XML::DT a perl XML down translate module

With XML::DT, I think that:

   . it is simple to do simple XML processing tasks :)
   . it is simple to have the XML processor stored in a single variable
       (see example 4)
   . it is simple to translate XML -> perl user controled complex structure 
       with a compact "-type" definition  (see last section)

Feedback wellcome -> jj@di.uminho.pt


XML::DT a perl XML down translate module

This document is also available in html (pod2html'ized): http://www.di.uminho.pt/~jj/perl/XML/XML-DT.readme.html

 . based on XML::Parser (tree mode).
 . design to do simple and compact translation/processing of XML document
 . it includes some features of omnimark and sgmls.pm; functional approach
 . it includes functions to automatic build user controled complex perl 
       structures (see "working with structures" section)
 . it was build to show my NLP perl students that it is easy to work with XML
 . home page and download:  http://www.di.uminho.pt/~jj/perl/XML/DT.html


HOW IT WORKS:

 . the user must define a handler and call the basic function : 
      dt($filename,%handler) or dtstring($string,%handler)
 . the handler is a HASH mapping element names to functions.
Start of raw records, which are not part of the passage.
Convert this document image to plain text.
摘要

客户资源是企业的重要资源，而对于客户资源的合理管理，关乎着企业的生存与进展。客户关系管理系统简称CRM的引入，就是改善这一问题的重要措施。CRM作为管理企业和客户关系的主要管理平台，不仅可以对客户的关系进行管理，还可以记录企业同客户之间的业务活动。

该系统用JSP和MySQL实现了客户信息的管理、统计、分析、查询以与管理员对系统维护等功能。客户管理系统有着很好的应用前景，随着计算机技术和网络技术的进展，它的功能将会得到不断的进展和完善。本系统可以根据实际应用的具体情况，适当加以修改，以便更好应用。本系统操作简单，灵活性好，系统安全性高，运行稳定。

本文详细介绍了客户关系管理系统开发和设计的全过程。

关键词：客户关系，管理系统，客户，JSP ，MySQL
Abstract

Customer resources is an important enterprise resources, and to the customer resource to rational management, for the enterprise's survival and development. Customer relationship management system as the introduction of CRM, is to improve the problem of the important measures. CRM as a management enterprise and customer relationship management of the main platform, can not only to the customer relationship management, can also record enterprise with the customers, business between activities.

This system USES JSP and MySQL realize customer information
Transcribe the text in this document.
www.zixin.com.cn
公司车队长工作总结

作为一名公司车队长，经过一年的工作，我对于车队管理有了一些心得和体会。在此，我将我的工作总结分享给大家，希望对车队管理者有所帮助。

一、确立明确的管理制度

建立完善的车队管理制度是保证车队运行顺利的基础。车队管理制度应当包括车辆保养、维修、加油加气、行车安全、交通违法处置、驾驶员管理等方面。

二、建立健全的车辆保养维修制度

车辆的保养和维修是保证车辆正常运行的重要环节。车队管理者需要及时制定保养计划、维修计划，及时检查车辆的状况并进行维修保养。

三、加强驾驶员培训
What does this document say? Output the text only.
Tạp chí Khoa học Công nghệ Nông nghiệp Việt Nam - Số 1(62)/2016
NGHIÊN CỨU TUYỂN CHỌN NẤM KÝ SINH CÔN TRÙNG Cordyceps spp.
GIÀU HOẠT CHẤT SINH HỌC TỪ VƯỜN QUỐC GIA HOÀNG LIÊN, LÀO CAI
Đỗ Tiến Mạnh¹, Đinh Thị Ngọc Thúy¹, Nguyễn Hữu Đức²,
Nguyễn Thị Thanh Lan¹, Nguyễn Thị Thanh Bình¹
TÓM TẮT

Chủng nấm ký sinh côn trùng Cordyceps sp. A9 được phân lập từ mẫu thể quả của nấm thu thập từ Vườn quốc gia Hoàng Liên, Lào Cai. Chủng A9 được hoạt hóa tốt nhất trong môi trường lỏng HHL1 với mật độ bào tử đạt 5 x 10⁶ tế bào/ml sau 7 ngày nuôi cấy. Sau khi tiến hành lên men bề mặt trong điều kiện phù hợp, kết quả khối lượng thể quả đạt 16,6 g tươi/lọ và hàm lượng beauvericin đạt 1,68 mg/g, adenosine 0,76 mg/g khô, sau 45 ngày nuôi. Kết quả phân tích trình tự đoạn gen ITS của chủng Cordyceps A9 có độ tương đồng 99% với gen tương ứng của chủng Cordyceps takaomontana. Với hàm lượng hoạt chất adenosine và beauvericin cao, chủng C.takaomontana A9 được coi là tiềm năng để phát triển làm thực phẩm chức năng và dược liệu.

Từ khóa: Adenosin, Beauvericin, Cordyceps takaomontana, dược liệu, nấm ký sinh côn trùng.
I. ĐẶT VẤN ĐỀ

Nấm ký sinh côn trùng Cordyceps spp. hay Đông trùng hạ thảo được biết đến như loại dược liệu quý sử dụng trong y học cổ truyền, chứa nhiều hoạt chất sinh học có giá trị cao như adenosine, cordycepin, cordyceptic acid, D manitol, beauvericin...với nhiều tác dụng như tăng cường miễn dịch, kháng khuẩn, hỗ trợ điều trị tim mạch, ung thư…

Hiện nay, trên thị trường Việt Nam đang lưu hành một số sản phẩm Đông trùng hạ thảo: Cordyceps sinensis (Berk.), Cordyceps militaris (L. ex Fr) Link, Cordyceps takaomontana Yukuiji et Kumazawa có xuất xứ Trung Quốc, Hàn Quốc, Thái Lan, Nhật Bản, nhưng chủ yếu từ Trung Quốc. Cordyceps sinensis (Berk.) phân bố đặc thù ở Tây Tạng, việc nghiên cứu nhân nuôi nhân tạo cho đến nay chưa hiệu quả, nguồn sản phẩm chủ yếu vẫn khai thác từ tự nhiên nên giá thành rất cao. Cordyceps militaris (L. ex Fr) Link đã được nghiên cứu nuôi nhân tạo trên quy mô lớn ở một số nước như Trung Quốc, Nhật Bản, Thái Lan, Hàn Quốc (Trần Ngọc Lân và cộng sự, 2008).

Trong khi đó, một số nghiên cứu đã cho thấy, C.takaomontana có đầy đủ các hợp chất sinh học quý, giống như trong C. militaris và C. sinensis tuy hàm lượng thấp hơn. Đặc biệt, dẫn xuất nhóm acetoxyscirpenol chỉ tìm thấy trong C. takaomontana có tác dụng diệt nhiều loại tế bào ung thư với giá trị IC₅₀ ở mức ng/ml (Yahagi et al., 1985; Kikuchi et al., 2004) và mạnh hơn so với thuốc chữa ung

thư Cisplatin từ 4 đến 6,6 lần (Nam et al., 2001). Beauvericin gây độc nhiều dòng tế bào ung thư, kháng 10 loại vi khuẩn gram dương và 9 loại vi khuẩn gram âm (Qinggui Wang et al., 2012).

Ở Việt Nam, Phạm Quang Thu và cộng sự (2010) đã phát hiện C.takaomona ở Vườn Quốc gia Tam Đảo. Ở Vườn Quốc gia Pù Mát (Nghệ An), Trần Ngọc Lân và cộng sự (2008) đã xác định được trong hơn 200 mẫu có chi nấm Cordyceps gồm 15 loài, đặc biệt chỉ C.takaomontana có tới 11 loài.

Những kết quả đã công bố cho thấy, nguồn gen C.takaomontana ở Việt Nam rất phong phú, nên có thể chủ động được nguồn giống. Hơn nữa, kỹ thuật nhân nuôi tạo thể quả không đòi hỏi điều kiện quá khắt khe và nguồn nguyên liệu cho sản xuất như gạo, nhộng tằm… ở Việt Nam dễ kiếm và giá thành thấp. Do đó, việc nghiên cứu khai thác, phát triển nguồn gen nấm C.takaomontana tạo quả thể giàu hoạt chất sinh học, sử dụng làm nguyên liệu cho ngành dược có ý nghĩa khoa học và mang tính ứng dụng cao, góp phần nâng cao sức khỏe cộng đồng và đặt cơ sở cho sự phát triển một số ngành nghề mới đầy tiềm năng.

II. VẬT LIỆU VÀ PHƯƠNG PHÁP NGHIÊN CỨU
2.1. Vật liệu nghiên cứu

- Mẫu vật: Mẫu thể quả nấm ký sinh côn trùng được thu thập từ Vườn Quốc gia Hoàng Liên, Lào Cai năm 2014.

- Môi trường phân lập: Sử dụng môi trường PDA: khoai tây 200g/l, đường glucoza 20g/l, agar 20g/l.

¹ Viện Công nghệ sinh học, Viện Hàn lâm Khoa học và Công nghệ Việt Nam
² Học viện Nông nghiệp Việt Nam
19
Handlers can 
      have a "-default" function , and a "-end" function
 . in order to make it smaller each function receives 3 args as global variables
      $c - contents
      $q - element name
      %v - attribute values
 . the default "-default" function is the identity. The function "toxml" makes
      the original xml text based on $c, $q and %v values.
 . see some advanced features in the last examples


SOME simple (naif) examples:

  INDEX:
  1. change to lowercase attribute named "a" in element "e"
  2. better solution 
  3. make some statistics and output results in HTML (using side effects)
  4. In a HTML like XML document, substitute <contents/>...<contents> by the 
      real table of contents (a dirty solution...)
  5. a more realistic example: from XML gcapaper DTD to latex

  WORKING WITH STRUTURES INSTEAD OF STRINGS...

  6. Build the natural perl structure of the following document (ARRAY,HASH)
  7. Multi map on...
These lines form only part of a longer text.